We’re wrapping up 2015’s event by identifying four key takeaways from the event!:
- Patrick Lencioni: “Organizational Health is the last remaining, untapped competitive advantage.” Organizational Health can be obtained through a cohesive leadership team, establishing clarity, over-communicating clarity, and reinforcing clarity.
- To maximize success, your organization must be smart AND healthy. In the age of the Internet, every smart company can (and will) learn and use the best practices in every discipline of business – strategy, technology, finance, marketing, etc. A healthy organization has eliminated politics and confusion from its environment, and through clarity and communication it is able to tap into every bit of intelligence and talent it has.
- By creating a cohesive leadership team, you will create the open and honest team built on trust and accountability. Establish your company’s core values, over-communicate them to your organization through repetition and simplicity. Reinforce clarity to ensure consistency.

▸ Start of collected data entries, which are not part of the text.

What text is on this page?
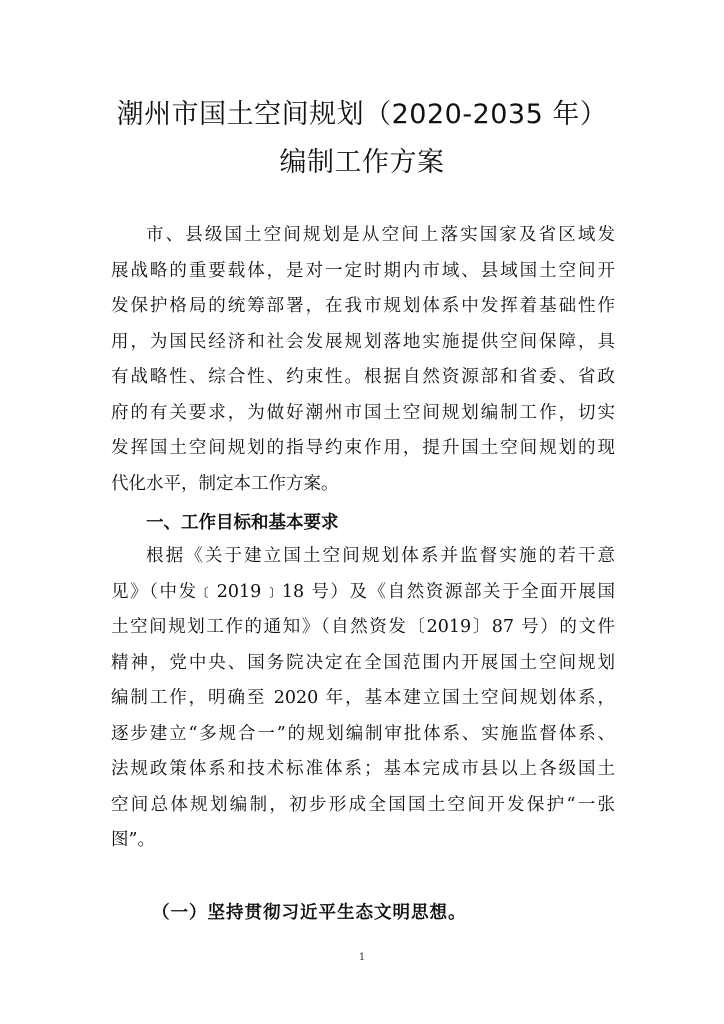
潮州市国土空间规划（2020-2035 年）
编制工作方案
市、县级国土空间规划是从空间上落实国家及省区域发
展战略的重要载体，是对一定时期内市域、县域国土空间开
发保护格局的统筹部署，在我市规划体系中发挥着基础性作
用，为国民经济和社会发展规划落地实施提供空间保障，具
有战略性、综合性、约束性。根据自然资源部和省委、省政
府的有关要求，为做好潮州市国土空间规划编制工作，切实
发挥国土空间规划的指导约束作用，提升国土空间规划的现
代化水平，制定本工作方案。
一、工作目标和基本要求
根据《关于建立国土空间规划体系并监督实施的若干意
见》（中发﹝2019﹞18 号）及《自然资源部关于全面开展国
土空间规划工作的通知》（自然资发〔2019〕87 号）的文件
精神，党中央、国务院决定在全国范围内开展国土空间规划
编制工作，明确至 2020 年，基本建立国土空间规划体系，
逐步建立“多规合一”的规划编制审批体系、实施监督体系、
法规政策体系和技术标准体系；基本完成市县以上各级国土
空间总体规划编制，初步形成全国国土空间开发保护“一张
图”。
（一）坚持贯彻习近平生态文明思想。
1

- John Maxwell: “When you find your ‘why,’ that is when you find your ‘way.’” Intentional living is the best and surest way to improve your life. It moves you from “good intentions” to “good actions.”
- Significance in life comes when you live deliberately, consistently and willfully. You can choose to live a life that matters, but it involves the mindset of living your life intentionally. Instead of reacting to what life throws your way, think intentionally to prepare yourself.
- There is a big difference in having good intentions and being intentional. To create a lasting legacy, make a point to add value to other peoples’ lives. Put your strengths and passion along side the needs of others. The life we live often keeps us from the life we want to live, intentional living can get us where we want to be.
- Valorie Burton: “Resilience is at the core of success.” When you are resilient over and over again, you bounce back. Happiness is a success strategy.
- In life, you can be an egg or a tennis ball – one breaks when it is thrown against a wall, the other bounces back. When walking through the fire of life, don’t let it consume you. Instead direct your thoughts in a positive and encouraging manor when faced with challenges, don’t let your thoughts direct you. You’ll come across times when your biggest fear is standing in the way of what you want the most. Acknowledge your fears, talk back to them.
- Optimism is necessary for any leader. Maintain a growth mindset, knowing where you are today is just a starting point. When explaining your successes and failures, stay positive. If you can’t stay happy waiting for what you want, you won’t be happy when you get it. Happiness causes success, not the other way around!
- Kevin Turner: “Listen, learn, then lead.” Implementing an open-ear policy rather than an open-door policy in the workplace is important.
- Listening starts by wanting to hear. Have the right environment for contribution within your workplace. Meet with people who are not your direct reports, with the sole intention of hearing them. After listening to their feedback, don’t give them the easy answer, or throw them the company line. Rather, say “I’m going to take some time and think about this.” Follow through with a response or a solution once you have taken time to weigh your options.